Pesticides : quelles alternatives au méthamsodium ?
Pesticides : quelles alternatives au méthamsodium ?
Par Jeanne Cavelier
A risque pour la santé humaine, selon l’Anses, cette substance utilisée en maraîchage et en horticulture peut être remplacée par des techniques non toxiques.
Epandage de pesticides à Bailleul (Nord), le 15 juin 2015. / PHILIPPE HUGUEN / AFP
A la fois pesticide, herbicide, fongicide, le méthamsodium a été interdit par l’Agence nationale de sécurité sanitaire (Anses), lundi 5 novembre. Cette substance est soupçonnée d’être cancérigène et de perturber le développement chez l’humain, tout comme le glyphosate. Irritations des yeux, de la peau et des voies respiratoires… Plus de quatre-vingts riverains et professionnels ont été intoxiqués dans le Maine-et-Loire et dans le Finistère, notamment près de cultures de mâche.
Quelque 700 tonnes de produits à base de méthamsodium étaient utilisées chaque année en France, explique l’Anses.
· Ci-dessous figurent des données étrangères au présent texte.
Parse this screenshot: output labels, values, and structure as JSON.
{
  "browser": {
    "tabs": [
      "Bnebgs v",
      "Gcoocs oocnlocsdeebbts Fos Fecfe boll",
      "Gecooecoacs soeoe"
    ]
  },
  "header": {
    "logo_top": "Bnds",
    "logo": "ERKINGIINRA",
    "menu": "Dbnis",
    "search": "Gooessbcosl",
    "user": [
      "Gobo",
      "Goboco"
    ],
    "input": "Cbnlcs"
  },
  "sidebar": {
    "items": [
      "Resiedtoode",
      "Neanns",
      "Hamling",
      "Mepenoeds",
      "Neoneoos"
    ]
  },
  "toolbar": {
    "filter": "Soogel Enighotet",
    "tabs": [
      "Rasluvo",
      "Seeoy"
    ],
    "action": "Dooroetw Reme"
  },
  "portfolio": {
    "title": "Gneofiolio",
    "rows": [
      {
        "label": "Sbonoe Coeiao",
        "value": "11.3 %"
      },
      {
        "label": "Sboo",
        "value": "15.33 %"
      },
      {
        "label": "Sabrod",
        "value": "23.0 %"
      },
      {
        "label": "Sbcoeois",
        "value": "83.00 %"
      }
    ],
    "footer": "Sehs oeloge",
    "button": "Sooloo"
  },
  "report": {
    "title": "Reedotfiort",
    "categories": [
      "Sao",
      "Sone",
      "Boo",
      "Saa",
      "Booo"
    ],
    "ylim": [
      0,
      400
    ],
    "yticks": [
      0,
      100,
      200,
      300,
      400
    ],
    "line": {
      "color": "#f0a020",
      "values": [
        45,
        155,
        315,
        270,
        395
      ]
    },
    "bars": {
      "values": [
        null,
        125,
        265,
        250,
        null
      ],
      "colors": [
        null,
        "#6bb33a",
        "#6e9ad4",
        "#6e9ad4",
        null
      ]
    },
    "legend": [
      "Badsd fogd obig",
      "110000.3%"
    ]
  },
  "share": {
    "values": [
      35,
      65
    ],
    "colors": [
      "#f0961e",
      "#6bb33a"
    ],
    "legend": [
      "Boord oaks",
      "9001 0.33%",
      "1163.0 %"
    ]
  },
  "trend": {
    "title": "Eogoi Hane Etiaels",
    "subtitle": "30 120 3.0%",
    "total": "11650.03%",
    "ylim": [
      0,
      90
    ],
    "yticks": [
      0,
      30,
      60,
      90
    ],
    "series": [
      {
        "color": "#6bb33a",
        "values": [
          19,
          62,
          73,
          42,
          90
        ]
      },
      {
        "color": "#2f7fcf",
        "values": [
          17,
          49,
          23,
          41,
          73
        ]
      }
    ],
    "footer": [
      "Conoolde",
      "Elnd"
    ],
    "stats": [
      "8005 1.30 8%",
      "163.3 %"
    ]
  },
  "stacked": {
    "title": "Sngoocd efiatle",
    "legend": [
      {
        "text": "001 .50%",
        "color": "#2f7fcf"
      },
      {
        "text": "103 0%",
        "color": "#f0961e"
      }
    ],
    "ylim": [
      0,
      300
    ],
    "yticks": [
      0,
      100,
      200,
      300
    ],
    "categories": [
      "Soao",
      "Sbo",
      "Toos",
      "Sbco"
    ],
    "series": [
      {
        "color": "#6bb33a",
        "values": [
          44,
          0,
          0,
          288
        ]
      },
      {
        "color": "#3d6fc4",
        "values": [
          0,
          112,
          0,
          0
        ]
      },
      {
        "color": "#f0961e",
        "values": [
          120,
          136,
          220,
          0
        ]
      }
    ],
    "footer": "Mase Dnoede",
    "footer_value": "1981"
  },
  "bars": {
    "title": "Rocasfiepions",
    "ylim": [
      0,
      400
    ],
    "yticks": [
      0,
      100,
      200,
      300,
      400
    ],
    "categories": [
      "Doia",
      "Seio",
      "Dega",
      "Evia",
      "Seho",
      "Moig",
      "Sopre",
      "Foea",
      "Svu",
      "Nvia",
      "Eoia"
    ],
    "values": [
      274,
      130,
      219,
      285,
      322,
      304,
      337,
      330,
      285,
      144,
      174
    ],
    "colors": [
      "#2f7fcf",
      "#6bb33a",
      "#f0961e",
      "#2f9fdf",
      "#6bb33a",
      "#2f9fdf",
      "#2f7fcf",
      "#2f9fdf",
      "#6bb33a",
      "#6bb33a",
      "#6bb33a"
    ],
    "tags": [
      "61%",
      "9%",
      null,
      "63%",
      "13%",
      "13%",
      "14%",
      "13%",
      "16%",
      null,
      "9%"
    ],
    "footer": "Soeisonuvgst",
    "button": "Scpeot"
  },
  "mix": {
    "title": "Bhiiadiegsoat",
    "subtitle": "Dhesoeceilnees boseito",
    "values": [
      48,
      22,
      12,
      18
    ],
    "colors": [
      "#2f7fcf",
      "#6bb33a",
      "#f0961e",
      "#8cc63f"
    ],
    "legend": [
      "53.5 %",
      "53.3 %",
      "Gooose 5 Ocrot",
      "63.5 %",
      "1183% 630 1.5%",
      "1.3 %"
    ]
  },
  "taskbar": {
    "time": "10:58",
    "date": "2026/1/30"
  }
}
Or, il existe des alternatives non toxiques pour nettoyer les sols avant la culture.
- La solarisation
La solarisation consiste à désinfecter les sols en posant des bâches ou des films spéciaux transparents. Ceux-ci captent le rayonnement solaire et la chaleur, permettant à la température de s’élever à plus de 50°C. Cette technique permet de détruire certains champignons ainsi que la plupart des mauvaises herbes.
Dans une fiche sur les techniques alternatives, l’Association provençale de recherche et d’expérimentation légumière (Aprel) conseille de l’utiliser entre le 25 juin et le 15 juillet, période la plus favorable, sur une durée de 45 jours minimum sous abri et 60 jours en plein champ. Le coût semble modéré : il s’élevait à 1 800 euros par hectare, bâches et main-d’œuvre comprises, selon une estimation de l’association datant de 2011.
Mais il faut être certain de bénéficier de trois jours consécutifs de temps ensoleillé avant de poser les films. Cette technique est donc limitée aux régions méridionales. Or, la plupart des producteurs de mâche, principalement concernés par l’interdiction du méthamsodium, se trouvent en Loire-Atlantique et en Maine-et-Loire. En outre, cette technique n’est pas sélective et détruit une grande partie de la biodiversité sur plusieurs dizaines de centimètres dans le sol.
- La désinfection à la vapeur
Chauffer le sol avec de la vapeur d’eau est une autre technique de désinfection. Un générateur chauffe l’eau à 170-180°C, détaille une fiche du portail EcophytoPIC, qui vise à promouvoir un modèle agricole plus respectueux de l’environnement. Des tuyaux transportent la vapeur vers la parcelle à traiter. Elle est introduite sous des bâches, de quelques dizaines de minutes à plusieurs heures, selon la température et la profondeur désirées. La température du sol peut alors s’élever jusqu’à 100°C.
Cette technique, qui peut être réalisée toute l’année, « permet de détruire plus précisèment certains organismes, car il est possible d’augmenter la température par paliers », affirme Thibault Leroux, chargé de mission agriculture au sein de la fédération France nature environnement (FNE). Le champignon botrytis dès 50°C, les nématodes – des vers du sol – à 50-60°C, les mauvaises herbes dès 70-80°C…
« Mais comme la solarisation, elle n’est pas sélective dans ce qu’elle détruit, ajoute le spécialiste. Ce n’est donc pas positif pour la biodiversité. » En outre très gourmande en temps et en carburant, la technique requiert « entre 2 500 et 3 000 litres de fioul à l’hectare », expliquait au Monde en octobre Dominique Visonneau, président de la coopérative Océane, qui rassemble une quarantaine de producteurs. Une solution peu attractive, donc, au vu de l’augmentation du prix de ce combustible.
- La rotation des cultures et les engrais verts
La rotation des cultures permet de limiter la propagation des maladies et la prolifération des nuisibles. Le principe : planter des espèces différentes sur une même parcelle d’une année sur l’autre. L’idée est de cultiver des engrais verts entre différentes cultures légumières. « Le sarrasin ou le seigle, par exemple, étouffent les mauvaises herbes », explique Thibault Leroux, de FNE. C’est la solution prônée par la fédération d’associations environnementales.
Cependant, le maraîcher ou l’horticulteur doit disposer d’une surface suffisamment importante. « C’est viable économiquement, assure M. Leroux, citant l’exemple d’un agriculteur bio dans le Maine-et-Loire, qui effectue une rotation de sept ans sur neuf hectares. En diversifiant les cultures, il amortit ses pertes en cas de problème sur l’une d’elles. » Le maraîcher utilise également des paillages en plastique biodégradable, qui, en recouvrant le sol, empêchent la pousse des adventices.